65. A method for monitoring a patient's condition, the method comprising: The probe is positioned close to the patient to monitor the analyte, the probe having at least a first operating range of a first luminescent response and a second operating range of a second luminescent response; The photon source is positioned to deliver photons to the probe, thereby exciting the probe; The photodetector is positioned to receive light emitted by the probe in response to the withdrawal of the photon source; The controller, which communicates with the photon source and the photodetector, performs the following operations: A first time-varying distribution comprising at least two first sub-signals is generated, the at least two first sub-signals being configured to excite the probe relative to both of the at least two first sub-signals; The photon source directs photons to the probe according to the first time-varying distribution, and in response to receiving the photons, excites the probe to emit light; Optical data is received from the photodetector based on the interaction between the light emitted from the probe and the photodetector; A second time-varying distribution is determined based on the optical data, and at least two second sub-signals are extracted; as well as The parameter associated with the analyte is determined based on at least one of the following: (i) the phase difference between the first time-varying distribution and the second time-varying distribution when the photons directed to the probe have the same wavelength; and (ii) Differences in frequency, wavelength, waveform, period, or amplitude between the first time-varying distribution and the second time-varying distribution.

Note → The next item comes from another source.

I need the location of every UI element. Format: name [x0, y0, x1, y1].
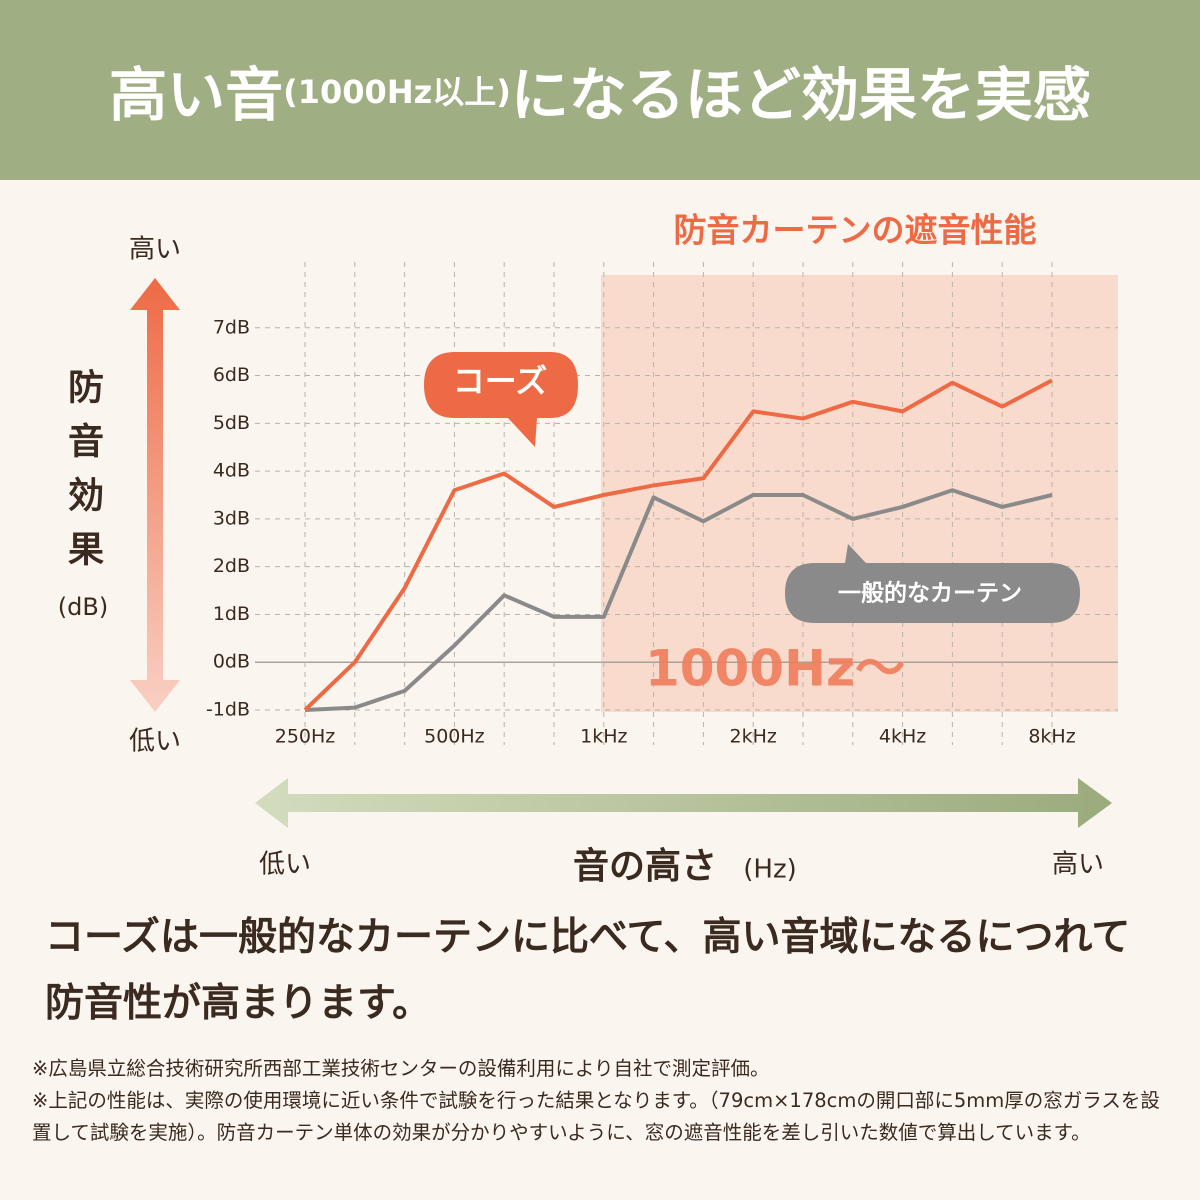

66. The method as described in claim 65, characterized in that, The process of receiving the optical data, determining the second time-varying distribution, and generating a report is performed within a single period (1 / f) of the first time-varying distribution.
67. The method as described in claim 65, characterized in that, The at least two first sub-signals have different frequencies.
68. The method as described in claim 67, characterized in that, Determining the second time-varying distribution includes performing a linear regression algorithm that separates the at least two first sub-signals to determine the contribution from each of the at least two first sub-signals, and wherein generating a report includes extracting lifetime and intensity information of a plurality of luminescent dyes of the probe, each of the plurality of luminescent dyes being simultaneously excited at different frequencies of the at least two first sub-signals.